You have it back to front - those updates are what sparked the alerts that were then posted here and NI said they would investigate.

nico5 · March 2023

https://community.native-instruments.com/discussion/comment/60211#Comment_60211

I got an Native Access update triggering the alert on March 25. That's 8 days after after the original report on March 17 and 5 days after the statement that the Installer team was aware of the issue on March 20.

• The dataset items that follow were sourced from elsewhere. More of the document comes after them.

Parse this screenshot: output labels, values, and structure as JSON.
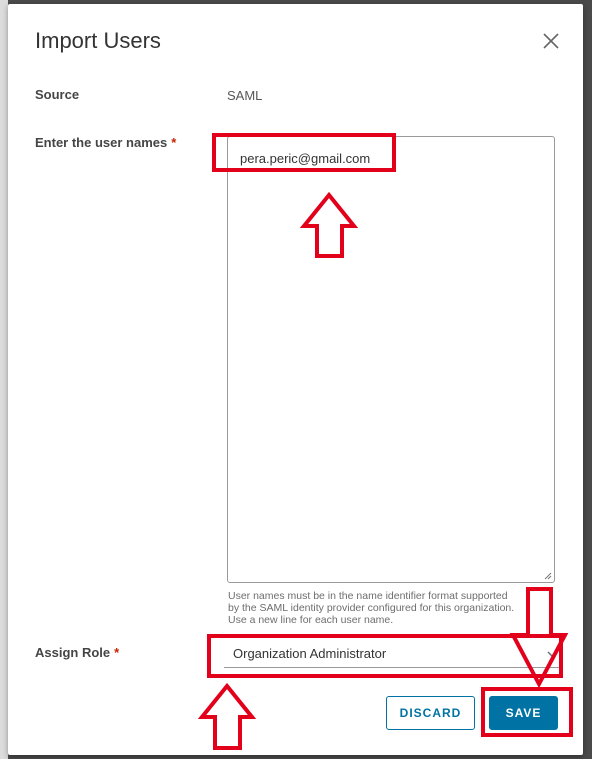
{
  "dialog": {
    "title": "Import Users",
    "close_icon": "close-icon"
  },
  "form": {
    "source_label": "Source",
    "source_value": "SAML",
    "usernames_label": "Enter the user names",
    "required_marker": "*",
    "usernames_value": "pera.peric@gmail.com",
    "helper_lines": [
      "User names must be in the name identifier format supported",
      "by the SAML identity provider configured for this organization.",
      "Use a new line for each user name."
    ],
    "role_label": "Assign Role",
    "role_selected": "Organization Administrator"
  },
  "buttons": {
    "discard": "DISCARD",
    "save": "SAVE"
  },
  "colors": {
    "primary": "#0072a3",
    "required": "#c92100",
    "annotation": "#e3001b"
  },
  "annotations": {
    "icons": [
      "highlight-box",
      "up-arrow-icon",
      "down-arrow-icon"
    ]
  }
}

So there were 5 days of "awareness" to either pause the Native Access updates or make a public official statement.

Kaiwan_NI · March 2023

Hi all, thanks for the report. Confirming that the Native Access team is aware of the issue and we're working on a fix. We'll update here again once the issue is fully resolved. Sorry for the inconvenience!

Kymeia · March 2023

Or 5 days to investigate what was going on as the first report was just for one or two releases, but then others came in over those 5 days. I'm sure initially it probably seemed like it was just an anomaly, the issue became worse as other reports came in over those subsequent days. Anyway the problem is still primarily Microsoft's - have they released anything about it? NI support are continuing to post comments on this as we discuss this btw:

https://community.native-instruments.com/discussion/11594/trojan-script-wacatac-on-update-file-of-kontakt-7-detected-by-windows-defender

https://community.native-instruments.com/discussion/11645/massive-x-failed-installation-message#latest

nico5 · March 2023

https://community.native-instruments.com/discussion/comment/60219#Comment_60219

5 days to investigate without either saying "false positive" or pausing updates seems like either a failure of communication or a gamble with users' computers.

And the poor community team is left with the sad task of having to calm users without really saying anything.

Native Instruments can count themselves lucky, that a Mac user is strongly saying there's no problem for Windows users.

I'm genuinely hoping, that this is indeed a false positive by Microsoft's heuristic algorithms, but NI not saying so, is not building my confidence so far.

So I'll be standing by until either I hear something offical from NI or that Windows Defender stops complaining.